Funding to assist renewables in
Ghana
ACCRA, Ghana, August 29, 2007.
Financing of US$212 million will support the development of renewable
energies in Ghana.
The World Bank and the Global Environment Facility have approved the
‘Energy Development & Access’ project to increase electricity access, supply
and reliability in the African country, where rolling blackouts and
inaccessibility continue to impede economic growth.
Of the total project cost, the World Bank financing is comprised of a $90
million equivalent International Development Association credit over a
40-year period and a $5.5 million GEF grant. Other sources of financing
include the Africa Catalytic Growth Fund ($50 million), African Development
Bank ($18 million), Global Partnership on Output-based Aid ($6 million),
Ghanaian Financial Intermediaries ($7.8 million) and Swiss Agency for
Development & Cooperation ($11 million).
“The current energy crisis in Ghana is one of the key impediments to
growth,” says Paivi Koljonen of the World Bank. “Improving overall sector
management, and the access and reliability of electricity supplies are
pressing needs for Ghana today, and the project is designed to address
these.”
Ghana has made “tremendous efforts” to promote growth and development,
and is on course to achieve the MDG goal of halving poverty in a year, but
the country currently is facing major energy challenges which could have
far-reaching political, social and economic repercussions, the report
explains. There now is an urgent need for a long-term visionary approach to
sector management, and the main objective of the Energy Development & Access
project is to support long-term efforts aimed at enhancing renewable energy
generation capacity, as well as improving the performance of power
companies, increasing energy efficiency and scaling-up energy access to
reduce inequity due to urban-rural imbalance.

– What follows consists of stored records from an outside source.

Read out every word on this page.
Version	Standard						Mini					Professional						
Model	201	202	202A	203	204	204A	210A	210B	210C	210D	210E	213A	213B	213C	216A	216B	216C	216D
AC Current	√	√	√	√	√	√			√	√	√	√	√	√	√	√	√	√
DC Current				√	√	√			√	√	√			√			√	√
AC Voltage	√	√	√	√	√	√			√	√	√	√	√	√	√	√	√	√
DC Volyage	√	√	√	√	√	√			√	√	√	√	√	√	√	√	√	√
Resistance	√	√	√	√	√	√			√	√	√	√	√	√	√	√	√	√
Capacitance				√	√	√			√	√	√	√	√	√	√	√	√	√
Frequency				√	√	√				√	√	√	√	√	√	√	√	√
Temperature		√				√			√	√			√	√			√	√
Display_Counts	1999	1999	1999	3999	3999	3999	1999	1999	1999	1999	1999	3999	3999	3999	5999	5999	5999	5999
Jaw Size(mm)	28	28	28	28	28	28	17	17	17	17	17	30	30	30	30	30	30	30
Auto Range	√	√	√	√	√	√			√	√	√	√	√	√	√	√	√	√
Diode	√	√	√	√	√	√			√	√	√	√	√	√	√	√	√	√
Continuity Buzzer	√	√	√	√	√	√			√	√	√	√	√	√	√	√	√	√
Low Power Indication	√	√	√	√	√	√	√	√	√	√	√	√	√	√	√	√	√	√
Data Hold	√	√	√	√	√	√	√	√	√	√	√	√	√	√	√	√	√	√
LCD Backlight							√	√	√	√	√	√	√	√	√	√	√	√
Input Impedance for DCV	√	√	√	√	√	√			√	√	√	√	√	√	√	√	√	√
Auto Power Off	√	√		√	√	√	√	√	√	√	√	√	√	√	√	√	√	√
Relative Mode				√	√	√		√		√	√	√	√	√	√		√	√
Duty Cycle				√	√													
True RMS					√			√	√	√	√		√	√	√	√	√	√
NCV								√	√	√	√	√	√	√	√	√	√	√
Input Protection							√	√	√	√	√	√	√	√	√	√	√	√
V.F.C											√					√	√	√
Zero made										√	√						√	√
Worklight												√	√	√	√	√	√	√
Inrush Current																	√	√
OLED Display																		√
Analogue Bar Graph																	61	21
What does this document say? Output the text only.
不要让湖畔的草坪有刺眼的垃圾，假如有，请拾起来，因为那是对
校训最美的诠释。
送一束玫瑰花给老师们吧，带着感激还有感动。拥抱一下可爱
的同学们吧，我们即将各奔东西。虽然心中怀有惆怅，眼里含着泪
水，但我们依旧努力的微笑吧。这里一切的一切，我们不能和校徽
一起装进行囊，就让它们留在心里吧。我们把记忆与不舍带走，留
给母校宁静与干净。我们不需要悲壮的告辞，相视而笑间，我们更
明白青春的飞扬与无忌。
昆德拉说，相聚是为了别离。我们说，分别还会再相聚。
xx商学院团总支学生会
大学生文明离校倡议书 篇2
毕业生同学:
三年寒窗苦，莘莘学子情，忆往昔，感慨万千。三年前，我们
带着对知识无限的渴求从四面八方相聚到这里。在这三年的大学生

In support of Ghana’s multi-faceted energy sector strategy, the project
will provide grants to developers of green power projects using wind,
biomass and small hydro, for the benefit of communities outside the main
national grid system. It will also finance establishment of an independent
Rural Electrification Agency, which will coordinate the connection of
134,000 new customers in rural towns and villages by the project's end.
Another component of the project is to improve the distribution of power
supply and improve the sector’s commercial performance. It is estimated that
25% of total output is lost in the distribution process.
A major multinational energy project, the West Africa Gas Pipeline, is
under construction and should bring Nigerian gas to Ghana next year. The gas
would diversify Ghana’s hydro-based power system with thermal power.
Ghana has 20 million inhabitants with a per capita income of $450, which
is 40% below the average of $745 for Sub-Saharan Africa. About 60% of the
population lives in rural areas, where only 17% have access to electricity.
Rapid increase in power demand and low water inflows to the Akosombo and
Kpong hydropower reservoirs has reduced hydropower output by 30%. The
government is initiating the third phase of its electrification program,
which includes plans to modernise its rural electrification policy to allow
both grid-based and off-grid alternatives to coexist and complement each
other. “In addition, the government wants to promote renewable energy
alternatives in areas that are outside the reach of the national grid
through innovative credit facility mechanisms that both lower the upfront
cash cost of solar lighting equipment for consumers and improve the business
environment for small energy entrepreneurs,” the report notes.
The project has incorporated “experience and lessons learned from past
GEF PV projects in Ghana and elsewhere” and the fee-for-service model to
deliver SHS in Ghana under the UNDP/GEF “was not financially sustainable for
the service providers because the monthly charges were too low to cover the
operating and maintenance costs of the SHS,” the report explains. “A lesson
learned from a recent DANIDA supported solar project was that rural banks
should participate in the program design from the very beginning. The
project has incorporated this lesson by involving the rural banks at the
preparation stage.”
The project has also incorporated the lessons learned from a successful
program in Sri Lanka, which used IDA re-financing to provide long-term
financing and credit to renewable energy projects. The project design
incorporates lessons learned from the China Renewable Energy Development
Program, where small-scale SHS systems are the dominant solar products for
the ‘dealer credit sales model’ given the low ability to pay in rural areas.